From Wikipedia, the free encyclopedia
The Travels of Jaimie McPheeters
First edition cover
Author Robert Lewis Taylor
CountryUnited States
LanguageEnglish
Genre Historical novel
Publisher Doubleday
Publication date
1958
Media typePrint ( hardback and paperback) and audiobook ( audio cassette)
Pages544 pages

The Travels of Jaimie McPheeters is a Pulitzer Prize-winning novel written by Robert Lewis Taylor, which was later made into a short-running television series on ABC from September 1963 through March 1964, featuring Kurt Russell as Jaimie, Dan O'Herlihy as his father, "Doc" Sardius McPheeters, and Michael Witney and Charles Bronson as the wagon masters, Buck Coulter and Linc Murdock, respectively.

Plot introduction

Taylor's realistic novel—despite the Tom-Sawyer-like protagonist and narrator, it is aimed at an adult audience and contains episodes that would have kept it off any school list at the time—was published in 1958 and won the Pulitzer Prize for Fiction the following year.
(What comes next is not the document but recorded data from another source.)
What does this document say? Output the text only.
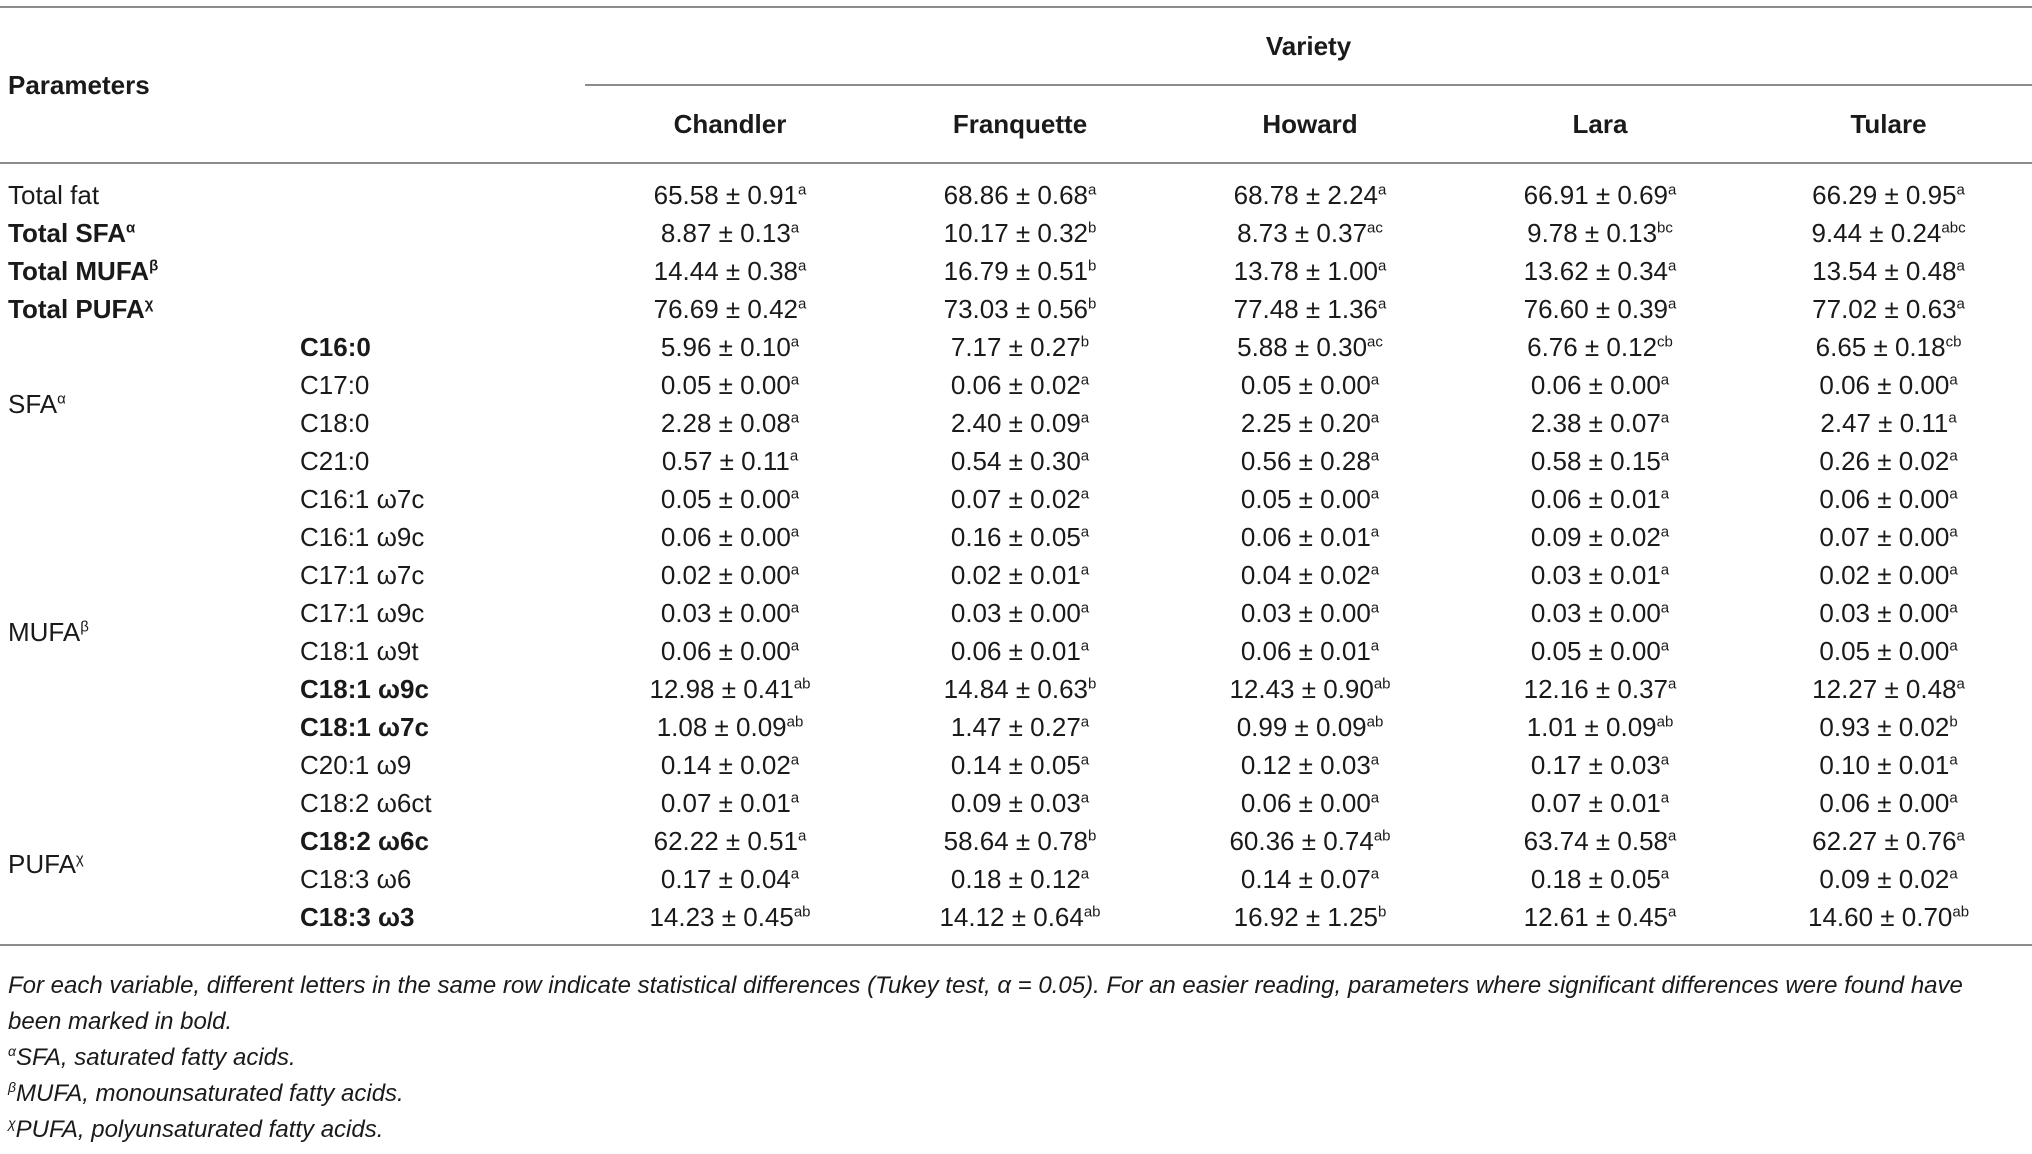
Parameters		Variety				
		Chandler	Franquette	Howard	Lara	Tulare

Total fat		65.58 ± 0.91$^a$	68.86 ± 0.68$^a$	68.78 ± 2.24$^a$	66.91 ± 0.69$^a$	66.29 ± 0.95$^a$
Total $SFA^\alpha$		8.87 ± 0.13$^a$	10.17 ± 0.32$^b$	8.73 ± 0.37$^{ac}$	9.78 ± 0.13$^{bc}$	9.44 ± 0.24$^{abc}$
Total $MUFA^\beta$		14.44 ± 0.38$^a$	16.79 ± 0.51$^b$	13.78 ± 1.00$^a$	13.62 ± 0.34$^a$	13.54 ± 0.48$^a$
Total $PUFA^\chi$		76.69 ± 0.42$^a$	73.03 ± 0.56$^b$	77.48 ± 1.36$^a$	76.60 ± 0.39$^a$	77.02 ± 0.63$^a$
$SFA^\alpha$	C16:0	5.96 ± 0.10$^a$	7.17 ± 0.27$^b$	5.88 ± 0.30$^{ac}$	6.76 ± 0.12$^{cb}$	6.65 ± 0.18$^{cb}$
	C17:0	0.05 ± 0.00$^a$	0.06 ± 0.02$^a$	0.05 ± 0.00$^a$	0.06 ± 0.00$^a$	0.06 ± 0.00$^a$
	C18:0	2.28 ± 0.08$^a$	2.40 ± 0.09$^a$	2.25 ± 0.20$^a$	2.38 ± 0.07$^a$	2.47 ± 0.11$^a$
	C21:0	0.57 ± 0.11$^a$	0.54 ± 0.30$^a$	0.56 ± 0.28$^a$	0.58 ± 0.15$^a$	0.26 ± 0.02$^a$
$MUFA^\beta$	C16:1 ω7c	0.05 ± 0.00$^a$	0.07 ± 0.02$^a$	0.05 ± 0.00$^a$	0.06 ± 0.01$^a$	0.06 ± 0.00$^a$
	C16:1 ω9c	0.06 ± 0.00$^a$	0.16 ± 0.05$^a$	0.06 ± 0.01$^a$	0.09 ± 0.02$^a$	0.07 ± 0.00$^a$
	C17:1 ω7c	0.02 ± 0.00$^a$	0.02 ± 0.01$^a$	0.04 ± 0.02$^a$	0.03 ± 0.01$^a$	0.02 ± 0.00$^a$
	C17:1 ω9c	0.03 ± 0.00$^a$	0.03 ± 0.00$^a$	0.03 ± 0.00$^a$	0.03 ± 0.00$^a$	0.03 ± 0.00$^a$
	C18:1 ω9t	0.06 ± 0.00$^a$	0.06 ± 0.01$^a$	0.06 ± 0.01$^a$	0.05 ± 0.00$^a$	0.05 ± 0.00$^a$
	C18:1 ω9c	12.98 ± 0.41$^{ab}$	14.84 ± 0.63$^b$	12.43 ± 0.90$^{ab}$	12.16 ± 0.37$^a$	12.27 ± 0.48$^a$
	C18:1 ω7c	1.08 ± 0.09$^{ab}$	1.47 ± 0.27$^a$	0.99 ± 0.09$^{ab}$	1.01 ± 0.09$^{ab}$	0.93 ± 0.02$^b$
	C20:1 ω9	0.14 ± 0.02$^a$	0.14 ± 0.05$^a$	0.12 ± 0.03$^a$	0.17 ± 0.03$^a$	0.10 ± 0.01$^a$
$PUFA^\chi$	C18:2 ω6ct	0.07 ± 0.01$^a$	0.09 ± 0.03$^a$	0.06 ± 0.00$^a$	0.07 ± 0.01$^a$	0.06 ± 0.00$^a$
	C18:2 ω6c	62.22 ± 0.51$^a$	58.64 ± 0.78$^b$	60.36 ± 0.74$^{ab}$	63.74 ± 0.58$^a$	62.27 ± 0.76$^a$
	C18:3 ω6	0.17 ± 0.04$^a$	0.18 ± 0.12$^a$	0.14 ± 0.07$^a$	0.18 ± 0.05$^a$	0.09 ± 0.02$^a$
	C18:3 ω3	14.23 ± 0.45$^{ab}$	14.12 ± 0.64$^{ab}$	16.92 ± 1.25$^b$	12.61 ± 0.45$^a$	14.60 ± 0.70$^{ab}$

For each variable, different letters in the same row indicate statistical differences (Tukey test, α = 0.05). For an easier reading, parameters where significant differences were found have been marked in bold.

$^\alpha$SFA, saturated fatty acids.

$^\beta$MUFA, monounsaturated fatty acids.

$^\chi$PUFA, polyunsaturated fatty acids.
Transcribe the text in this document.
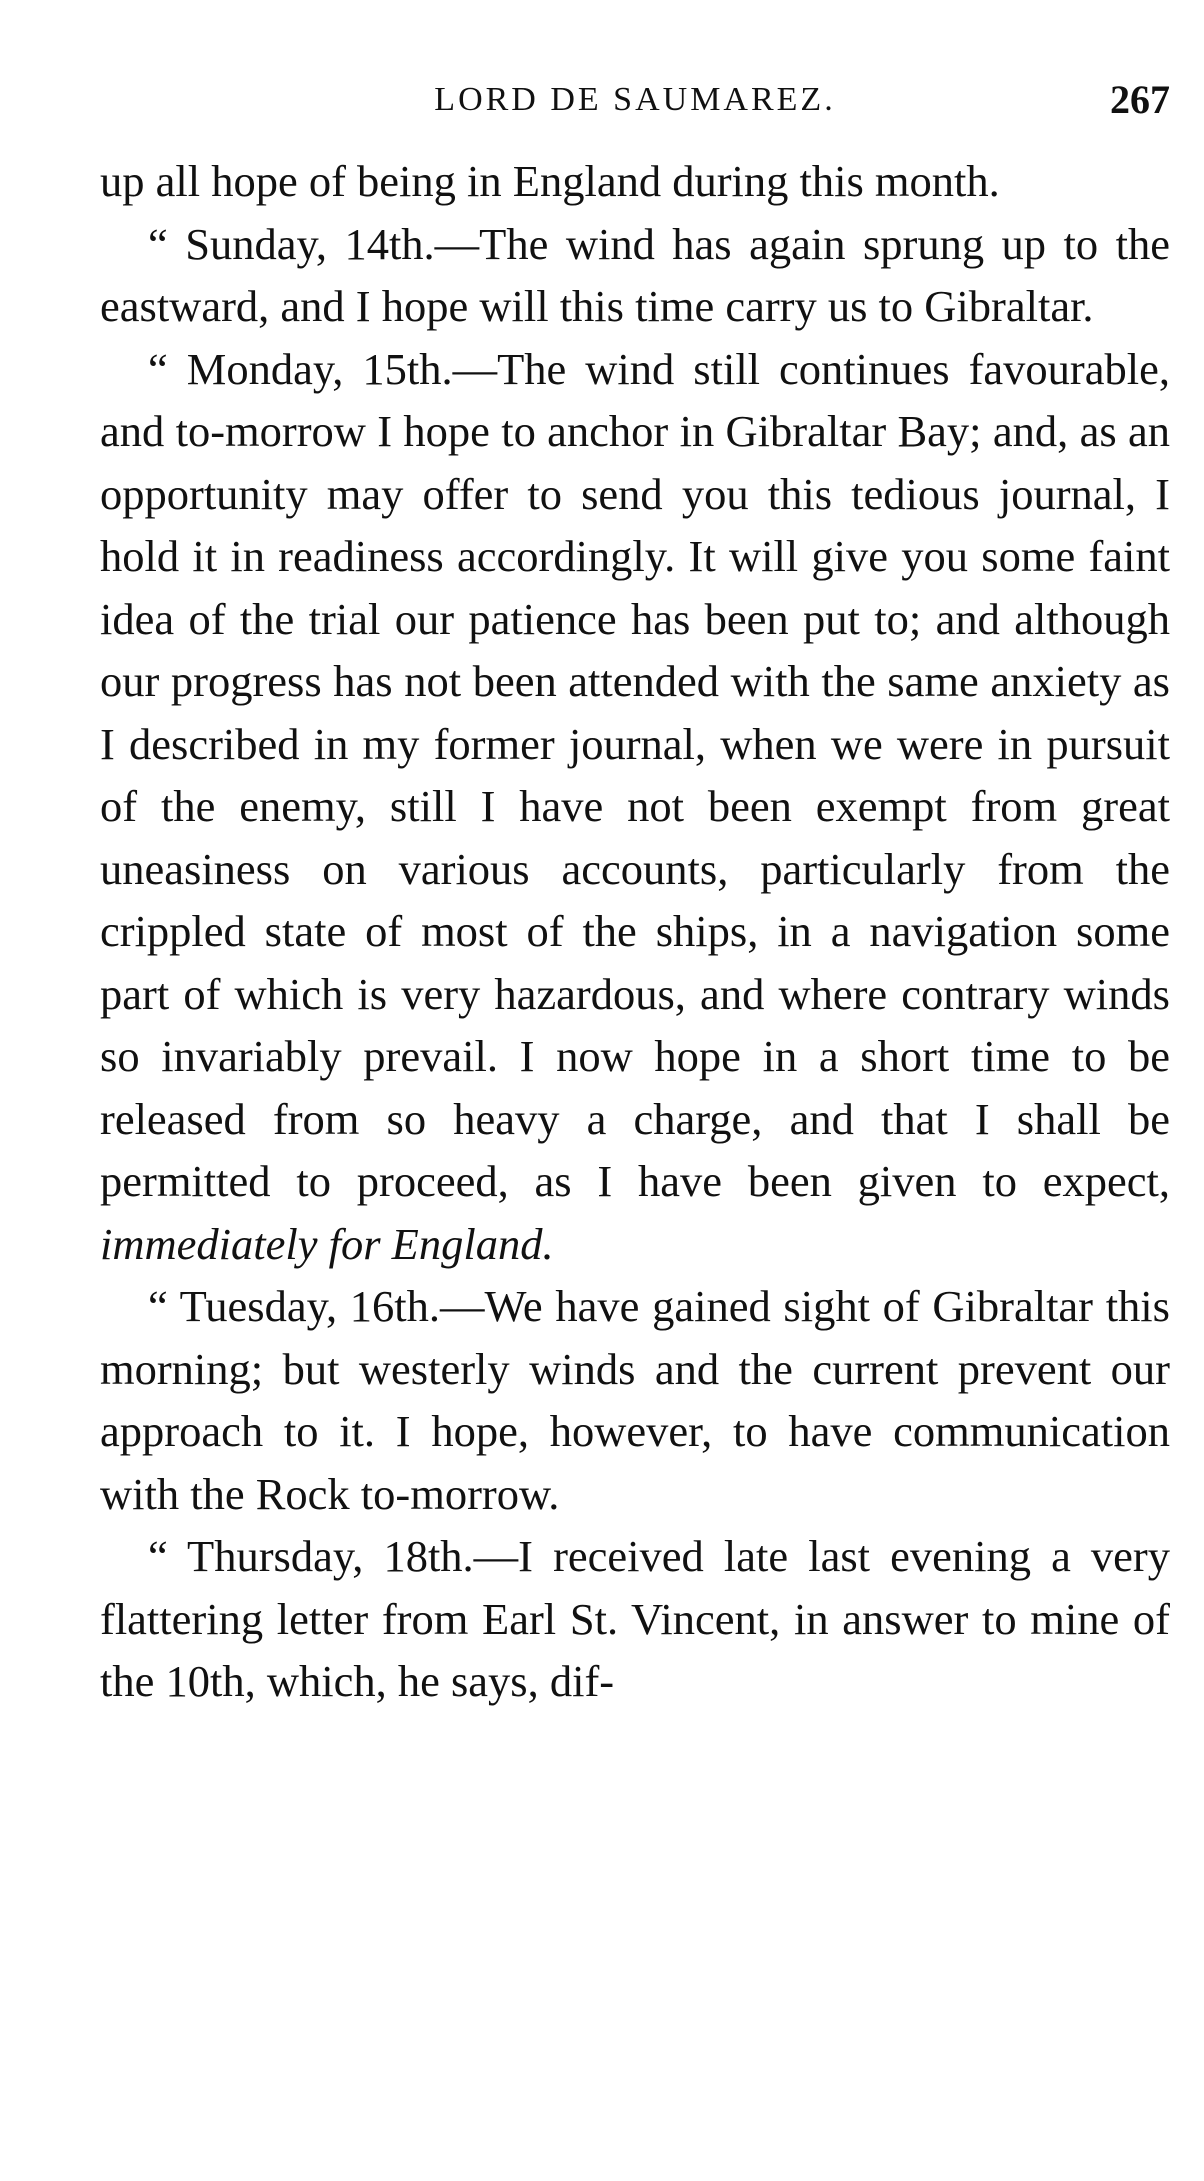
LORD DE SAUMAREZ.	267

up all hope of being in England during this month.

“ Sunday, 14th.—The wind has again sprung up to the eastward, and I hope will this time carry us to Gibraltar.

“ Monday, 15th.—The wind still continues favourable, and to-morrow I hope to anchor in Gibraltar Bay; and, as an opportunity may offer to send you this tedious journal, I hold it in readiness accordingly. It will give you some faint idea of the trial our patience has been put to; and although our progress has not been attended with the same anxiety as I described in my former journal, when we were in pursuit of the enemy, still I have not been exempt from great uneasiness on various accounts, particularly from the crippled state of most of the ships, in a navigation some part of which is very hazardous, and where contrary winds so invariably prevail. I now hope in a short time to be released from so heavy a charge, and that I shall be permitted to proceed, as I have been given to expect, immediately for England.

“ Tuesday, 16th.—We have gained sight of Gibraltar this morning; but westerly winds and the current prevent our approach to it. I hope, however, to have communication with the Rock to-morrow.

“ Thursday, 18th.—I received late last evening a very flattering letter from Earl St. Vincent, in answer to mine of the 10th, which, he says, dif-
In it, the young Jaimie (spelled with two "i"s) accompanies a wagon train headed from St. Louis, Missouri, to California after the 1849 Gold Rush.

Plot summary

The novel alternates between Jaimie describing his journey by wagon train and commentary by his father, a Scottish doctor with an effervescent personality whose judgment is often clouded by his weakness for gambling and strong drink.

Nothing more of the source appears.